At the end of the speech, both Wood and our very own David Boren commented on the cornerstone ideal of the American republic: equality. They shared the sentiment that a large part of what makes our nation so successful is the fact that our patriotism finds no root in ethnicity and the belief that all are created equal. Wood spoke with admiration for early America’s ability to integrate people from an array of countries—Sweden, Germany, Britain, France, Ireland—without threatening the basis of the American identity. Sure, he noted, the equality only extended to males of European descent, but it was at least more than could be said for other countries at the time.
This was where I got lost again. I was confounded that two such highly respected minds couldn’t seem to recognize that the Founding Fathers’ version of equality was fundamentally predicated on inequality, and that that fact required much more than a passing nod in the conversation of what it means to be truly American. Without acknowledging and analyzing the role that demographics played in the drafting of our constitution, it is impossible to assess its ability to accommodate the increasingly diverse population in a way that represents our belief in equality for all.
If we are truly to take up the responsibility of pursuing the civic virtue that is required of us as citizens of a republic, that will require us to seek out the truth about our institutions and our history, even if that means asking questions that make us uncomfortable. If we are truly to attribute the American spirit to the belief that all human beings are created equal, we must be willing to confront the elements of our constitution that contradict that belief.
Wood ended his speech with an intriguing question for the audience. John Adams, he said, believed that the lack of virtue among the American population would almost inevitably lead to the executive powers of the government to become positions of inheritance, since the electoral process would be so vulnerable to corruption and abuse. Whatever present fears we may have for the sanctity of our constitution, Wood asked us, can we really say that it is as bad as it was then?
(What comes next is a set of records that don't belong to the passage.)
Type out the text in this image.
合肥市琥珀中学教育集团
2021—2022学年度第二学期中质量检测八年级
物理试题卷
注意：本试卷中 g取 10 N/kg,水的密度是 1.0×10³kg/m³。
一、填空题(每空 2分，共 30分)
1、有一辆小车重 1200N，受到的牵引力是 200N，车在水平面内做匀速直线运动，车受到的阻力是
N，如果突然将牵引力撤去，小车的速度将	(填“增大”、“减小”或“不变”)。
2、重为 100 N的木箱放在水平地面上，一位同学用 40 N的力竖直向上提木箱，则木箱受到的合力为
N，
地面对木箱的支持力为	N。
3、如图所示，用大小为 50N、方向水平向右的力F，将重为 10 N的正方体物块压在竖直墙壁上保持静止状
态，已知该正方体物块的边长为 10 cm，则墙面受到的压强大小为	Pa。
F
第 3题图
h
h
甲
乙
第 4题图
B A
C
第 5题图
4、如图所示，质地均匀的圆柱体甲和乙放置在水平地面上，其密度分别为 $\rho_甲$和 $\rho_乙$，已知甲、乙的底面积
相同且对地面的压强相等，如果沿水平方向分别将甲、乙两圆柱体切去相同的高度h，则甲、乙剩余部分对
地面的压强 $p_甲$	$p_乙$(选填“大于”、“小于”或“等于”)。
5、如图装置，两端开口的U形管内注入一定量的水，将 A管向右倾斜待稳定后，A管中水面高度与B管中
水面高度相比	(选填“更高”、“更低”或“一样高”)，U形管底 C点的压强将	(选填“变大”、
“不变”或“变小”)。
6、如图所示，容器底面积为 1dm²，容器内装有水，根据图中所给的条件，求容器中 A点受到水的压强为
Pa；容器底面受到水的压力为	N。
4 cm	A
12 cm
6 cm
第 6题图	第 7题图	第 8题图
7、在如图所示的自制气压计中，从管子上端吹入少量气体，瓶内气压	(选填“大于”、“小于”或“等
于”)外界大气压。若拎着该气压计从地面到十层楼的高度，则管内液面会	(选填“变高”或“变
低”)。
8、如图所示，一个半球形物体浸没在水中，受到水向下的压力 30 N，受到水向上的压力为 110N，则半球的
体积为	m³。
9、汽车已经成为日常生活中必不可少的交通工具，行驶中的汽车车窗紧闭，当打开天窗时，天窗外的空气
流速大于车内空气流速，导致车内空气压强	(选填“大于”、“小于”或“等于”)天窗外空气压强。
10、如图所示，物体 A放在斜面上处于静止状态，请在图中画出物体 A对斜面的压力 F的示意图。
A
Now that I’ve had a chance to really think through this question, I find that the best answer might be another question. In light of our current political situation, in which our current president has appointed his unqualified family members to high positions of power, has launched rhetorical attacks against entire branches of the U.S. government and has opposed the right of public figures to peacefully protest the National Anthem ... can we really say that it is any better? And either way, can we say that it has anything to do with our virtue?